Я наклонилась к ней и взяла её на руки – она не удивилась и только послушно поджала свои короткие ножки, пока я вытаскивала её из-за стола, пока несла её, неожиданно тяжёлую и очень горячую, какими бывают только маленькие дети, щенки и котята; её мягкие спутанные после сна волосы щекотали мне подбородок.
– Крутой Уокер, – просипела я почти уже беззвучно, задыхаясь, усаживая девочку на колени к её остолбеневшей матери, – Чак Норрис, – и, вернувшись к кровати, сдёрнула смятую, ещё тёплую свою перепачканную подушку и швырнула её прямо на стол, в уютно составленные тарелки и чашки.
На пол с мелодичным звоном посыпались ложки, а я обернулась к мальчику, сидевшему на второй подушке, – он поднял на меня круглые, потемневшие от страха, совершенно Серёжины глаза – и взгляд этот остановил меня и отбросил назад, к двери. Уже хватаясь за ручку, я услышала, как запертый в лёгких воздух наконец со свистом вырывается наружу через сдавленное горло и как Пёс с негромким, сосредоточенным чавканьем слизывает с пола прилипшие к доскам кусочки рыбы, и выбежала, не оборачиваясь, в белесый морозный день, оставив дверь распахнутой настежь, в три прыжка добралась до края кособоких дощатых мостков и бросилась вниз, к озеру, провалившись в снег по колено, и побежала – зигзагами, как бессмысленный испуганный заяц, со стучащим в ушах сердцем, ослепленная яростью и страхом одновременно.
Я бежала и бежала, долго, захлебываясь ледяным встречным ветром, и даже, кажется, кричала – громко, раздельно, не-на-ви-жу, не-на-ви-жу! – и отрывистые эти выкрики, едва сорвавшись с губ, седлали волны обжигающего холодного воздуха и уносились обратно, к оставшейся позади скособоченной мерзкой конуре; я бежала и кричала, чувствуя, как вместе с криком распрямляется у меня внутри какая-то заржавевшая, закисшая пружина и освободительные, жаркие слёзы разлетаются в стороны и падают вниз, даже не касаясь щёк.
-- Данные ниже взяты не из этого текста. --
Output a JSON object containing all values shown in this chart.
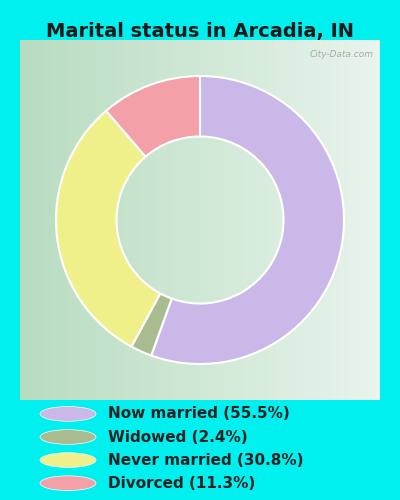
{
  "title": "Marital status in Arcadia, IN",
  "slices": [
    55.5,
    2.4,
    30.8,
    11.3
  ],
  "labels": [
    "Now married (55.5%)",
    "Widowed (2.4%)",
    "Never married (30.8%)",
    "Divorced (11.3%)"
  ],
  "colors": [
    "#c9b8e8",
    "#a8bc8f",
    "#f0f08a",
    "#f4a0a8"
  ],
  "bg_color_cyan": "#00f0f0",
  "bg_color_chart_left": "#b8dcc0",
  "bg_color_chart_right": "#e8f4ec",
  "legend_colors": [
    "#c9b8e8",
    "#a8bc8f",
    "#f0f08a",
    "#f4a0a8"
  ],
  "title_fontsize": 14,
  "legend_fontsize": 11,
  "donut_width": 0.42,
  "start_angle": 90
}
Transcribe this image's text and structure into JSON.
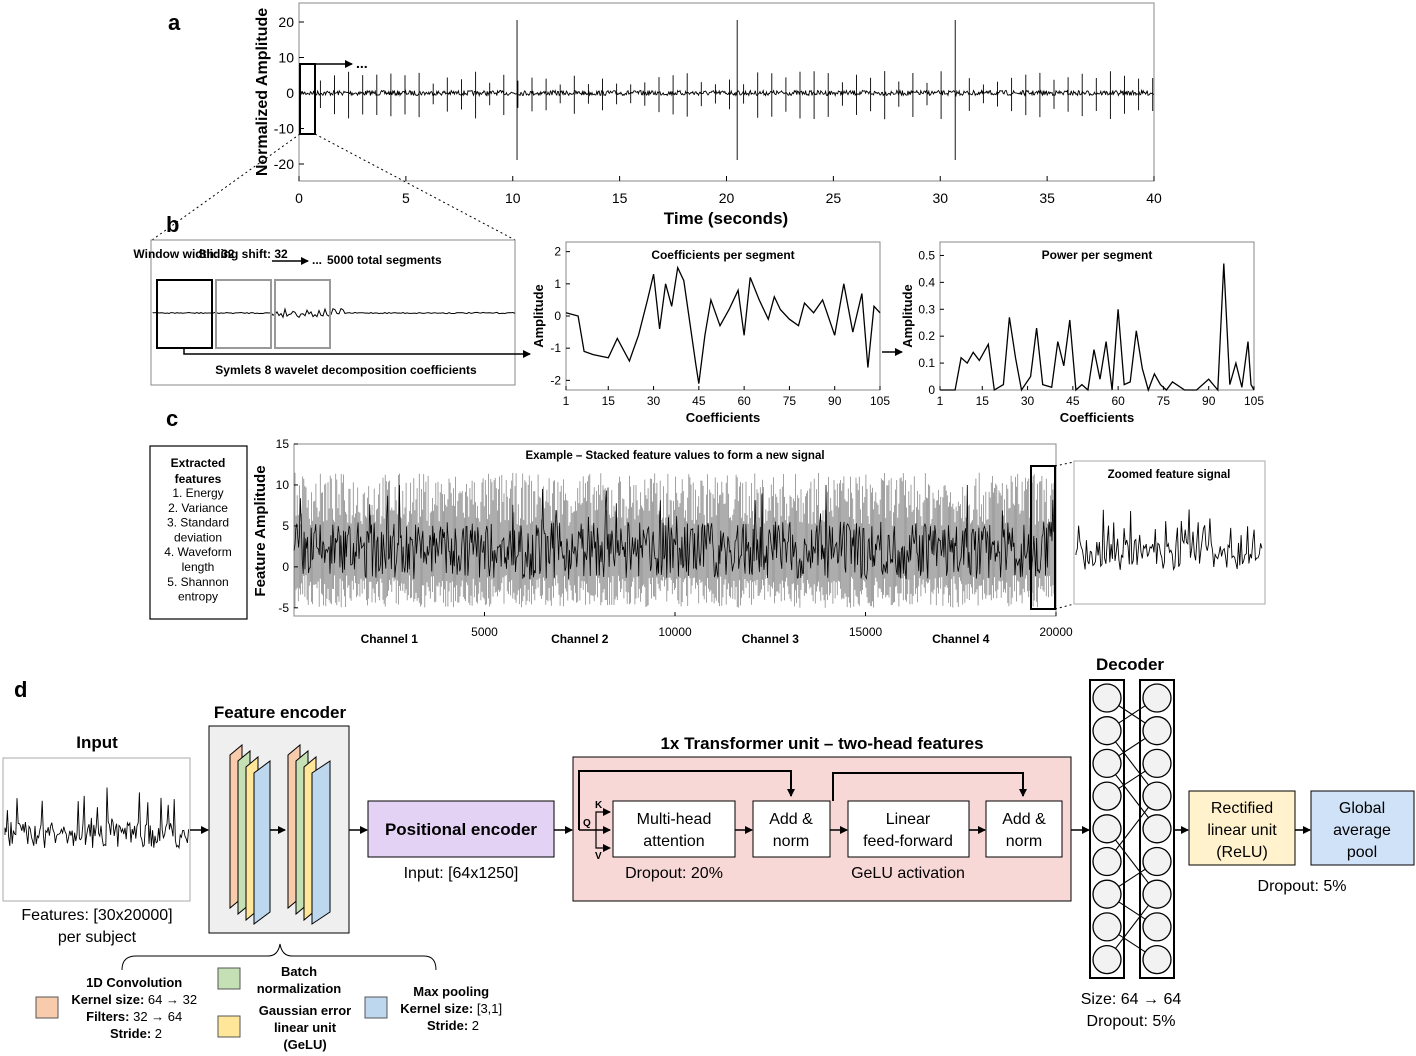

А потом я запуталась в высоченных, стеклянных от мороза черных сорняках, растущих густо, как зубья гигантской расчески, – и упала на колени, набрав полные рукава снега. И подняла глаза. Я увидела янтарно-желтые аккуратные брёвна огромного сруба, вытоптанную площадку с глубокими следами от снегохода, второй сруб-близнец, стоящий чуть поодаль, кромку тихого заснеженного леса и узкую, змеящуюся между деревьями дорогу, перегороженную спящей, заиндевевшей «шишигой». Кричать расхотелось. С острова это место почти неразличимо – на таком расстоянии можно было разглядеть разве что дым, поднимающийся из печных труб, только вот дыма здесь сейчас не было. Я осторожно поднялась на ноги, отряхнулась и пошла вперёд, направляясь к крыльцу ближайшего к берегу дома, повторяя про себя – они не видят меня. Они не знают, что я здесь. Они ни за что меня здесь не найдут.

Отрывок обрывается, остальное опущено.